Each year, Easter occurs on the first Sunday after the first full moon after the vernal equinox. The calculation for determining the date of Easter is called “Computus,” which is Latin for “computation.” It turns out that that 23.5’ tilt of the Earth’s axis that John mentioned that creates our seasons makes for some complicated holiday planning. Are there any fans of modular arithmetic in the house this morning? You’re in for a treat over the remainder of this sermon!
Reforming the Computus, the method of determining the date of Easter, was actually the major impetus behind the introduction of the Gregorian calendar in 1582. Easter Sunday is the first Sunday after the paschal full moon, which sounds simple enough. But German astrologer and mathematician Christopher Clavius’ tabular method for calculating that date started to be wrong after a couple hundred years, thanks mostly to the fact that a month is actually more like 29.5 days rather than exactly 30 days.
I greatly prefer the algorithmic method of the Computus, introduced by German mathematician Karl Friedrich Gauss, in the year 1800. Gauss’ method uses the number of the year mod 19, mod 7, and mod 4, as well as the floor function applied to the number of the year divided by 100. I will spare you the complete walk-through, but it turns out April 21st is in fact correct for this year, and you can see my work as an appendix to the printed version of this sermon, available in the lobby.
What all of these centuries of computation say to me, is that there really is something special about the first full moon after the vernal equinox! As long as humans have walked this planet and had chronological technology, we’ve been able to feel that specialness, and we have felt spiritually compelled to honor it. The etymology of the word “worship” comes from acknowledgement of that which is worthy, and in this sense, we have throughout our history worshipped the return of Spring.

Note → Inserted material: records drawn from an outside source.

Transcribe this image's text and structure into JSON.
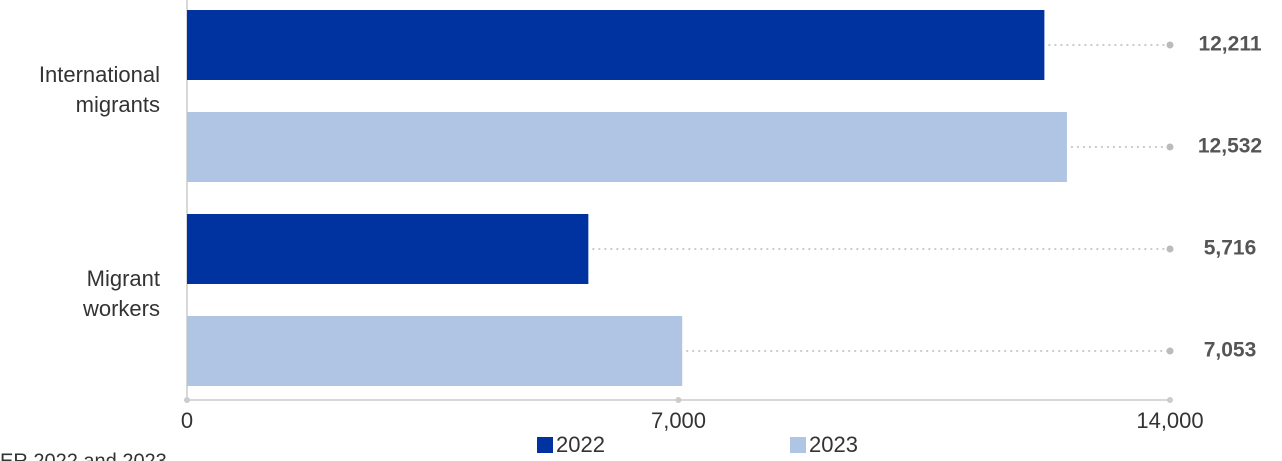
{
  "chart_data": {
    "type": "bar",
    "orientation": "horizontal",
    "categories": [
      "International migrants",
      "Migrant workers"
    ],
    "series": [
      {
        "name": "2022",
        "color": "#0033a0",
        "values": [
          12211,
          5716
        ],
        "value_labels": [
          "12,211",
          "5,716"
        ]
      },
      {
        "name": "2023",
        "color": "#b0c4e4",
        "values": [
          12532,
          7053
        ],
        "value_labels": [
          "12,532",
          "7,053"
        ]
      }
    ],
    "xlim": [
      0,
      14000
    ],
    "xticks": [
      0,
      {
        "value": 7000,
        "label": "7,000"
      },
      {
        "value": 14000,
        "label": "14,000"
      }
    ],
    "note": "ER 2022 and 2023"
  }
}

In ancient Judaism, Passover coincided with the spring harvest and was a pilgrimage festival, and later it commemorated the Exodus from Egypt in the 13th century BC. The Teutonic goddess Ostara and the egg she carries are symbols of fertility, and a popular myth says that the children of her time presented eggs to the goddess as a gift in return for her bringing them the spring. The Celts often dyed the eggs red to symbolize the menstruation cycle and then buried the eggs alongside a seedling to sustain and feed the plant through its growing season. Indeed, we humans have always been able to feel something special about the return of the sun and its warmth to our lives.
That’s the return of the sun, s-u-n. The return of the son, s-o-n, the resurrection of Jesus, has long been a more complicated matter for Unitarian Universalists. William Ellery Channing, in his definitional 1819 sermon “Unitarian Christianity,” described that one of the ways Jesus worked “to rescue men from sin and its consequences (was)… the resurrection, which powerfully bore witness to his divine mission…” Barely 20 years later, however, Theodore Parker rejected the supernatural divinity of Jesus in his sermon “On the Transient and the Permanent in Christianity.” In it, he argued that if we took Jesus’ resurrection literally as a marker of his supernatural status, it became “but a show.” Parker’s rejection of the supernaturally miraculous Jesus later became a definitional aspect of Unitarianism itself.

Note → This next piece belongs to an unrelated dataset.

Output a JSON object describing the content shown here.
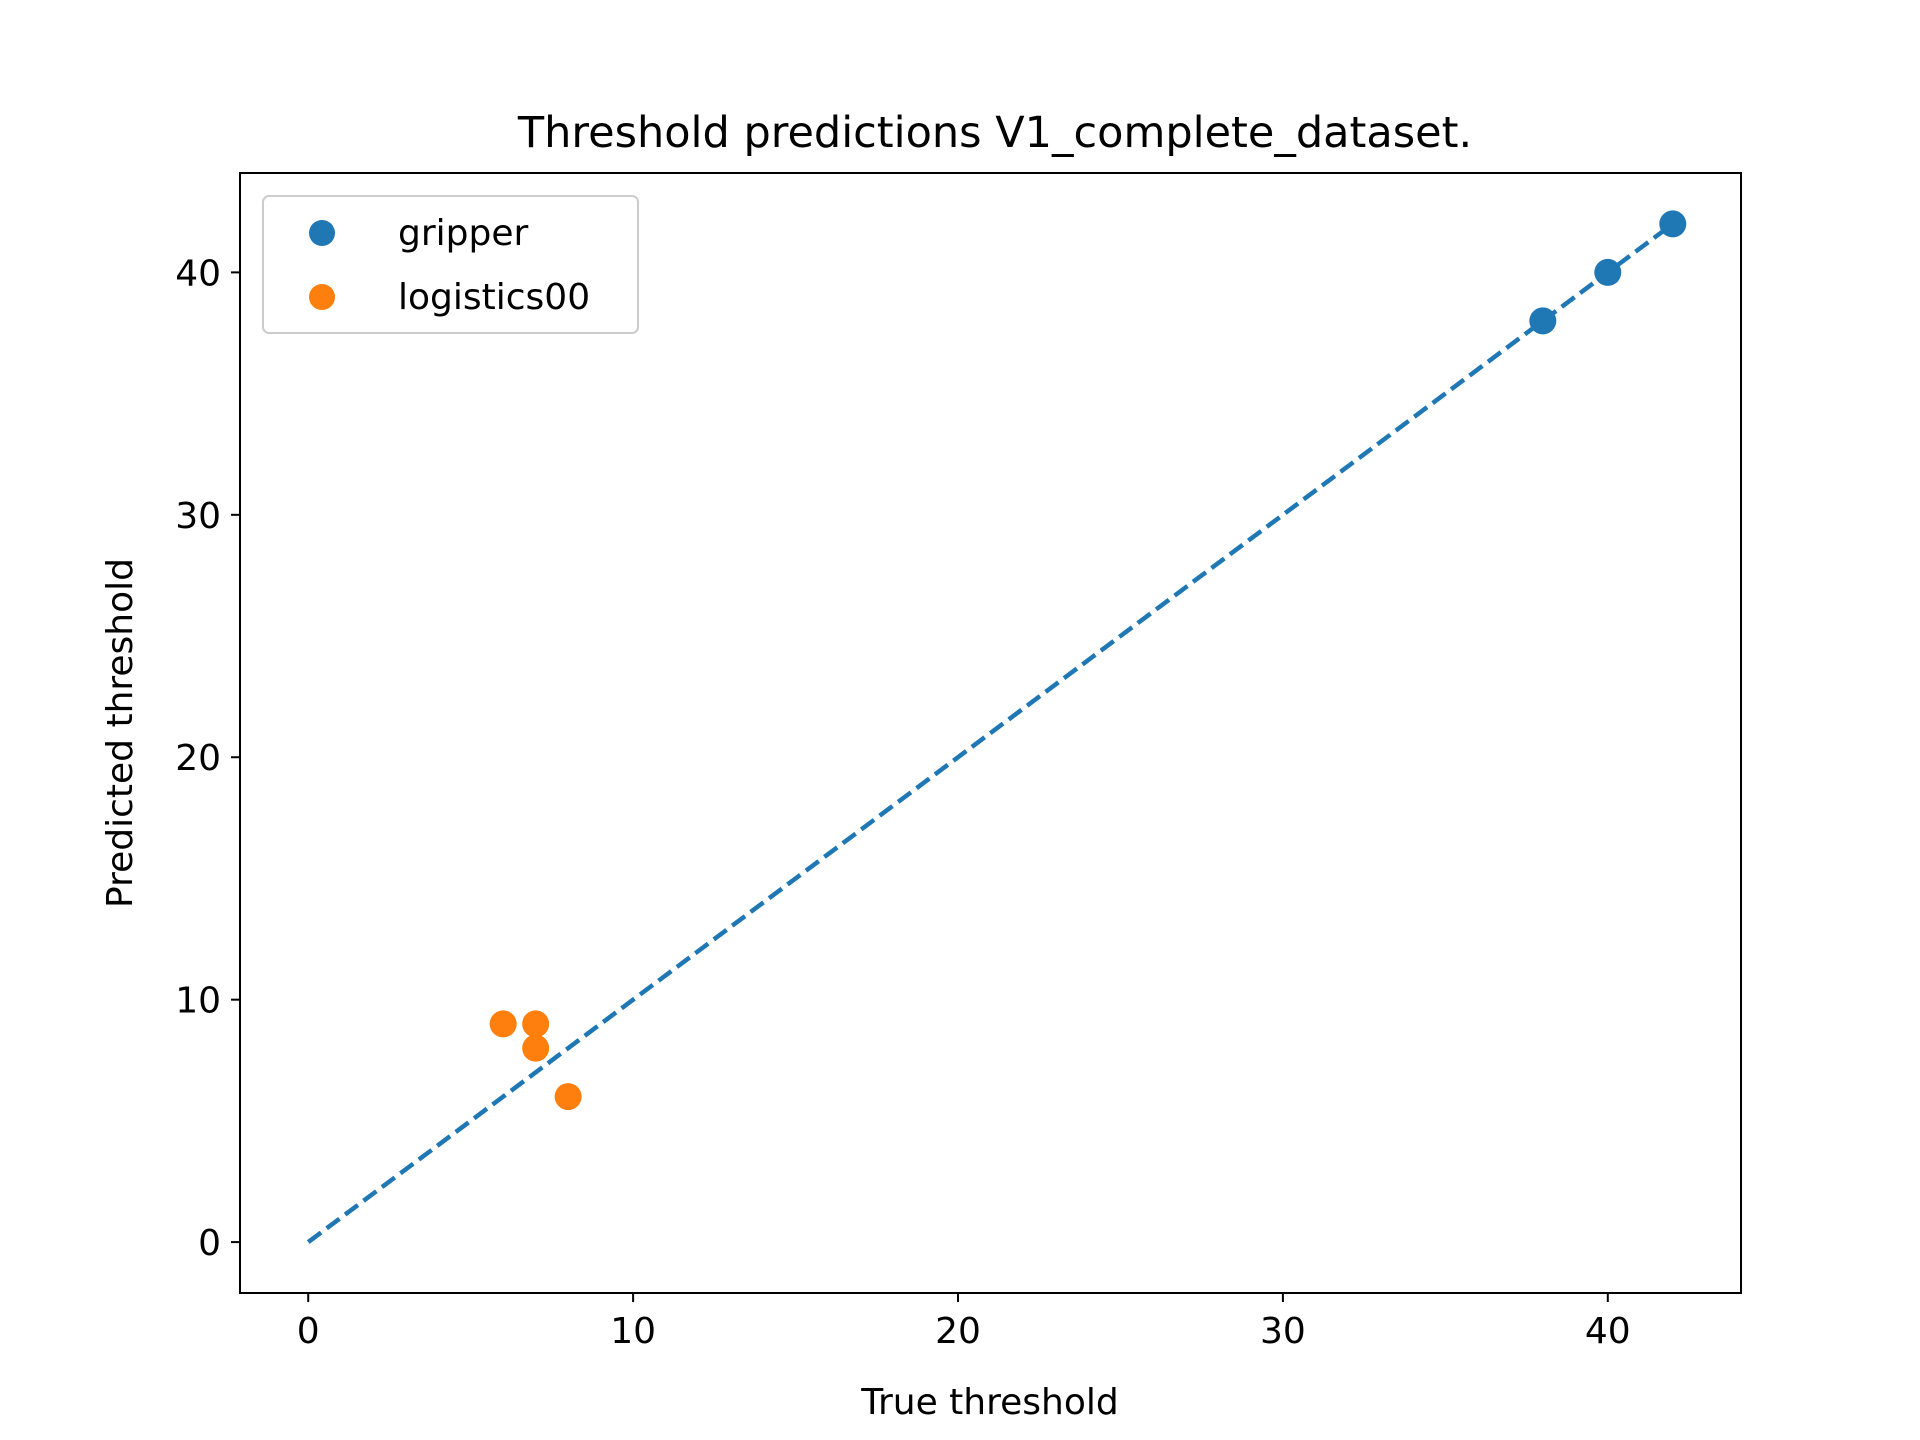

Seeing Jesus not as a God, but as a human person, makes his achievements all the more special and remarkable. That was Parker’s point, as he emphasized “For if he were not a man, but a god, what are all these things; what his words, his life, his excellence of achievement?” It’s precisely the humanity of Jesus of Nazareth that makes his life such a worthy example. He was born a poor and disfavored human person, who peacefully opposed the Roman empire, giving all that he had to the struggle for liberation, including his life.
Losing Jesus was a terrible blow to his followers who had put so much hope, trust, and faith in him. The struggle for collective liberation is often a bitter one, and losing a leader whose message has broken through is heartbreaking. We can all think of leaders in our lives and in our world who, if we lost them in an untimely manner, much less to crucifixion, we would be racked with despair.
But the message of Easter (pause) is that no matter what happens to our leaders in the struggle for collective liberation, their spirits and their message live on in us. None of us know what really happened to the body of Jesus when his followers returned to his tomb to find the rock rolled away. But we can all identify with the feeling of transitioning from grief and despair to hopefulness and rejoicing. We celebrate the Exodus, and the Resurrection, and the rebirth of flora and fauna at this time of year because in astronomical terms, in the common experiences that unite us as human across time and across cultures, we can’t help but feel something special about that first full moon after the vernal equinox. It will perpetually inspire and energize us. And so we study it, we base our calendars around calculating it, we worship it, and today, we celebrate it. May the special feelings of today, Easter Sunday, carry us forward in doing what needs to be done. May it be so, and may we be the ones to make it so.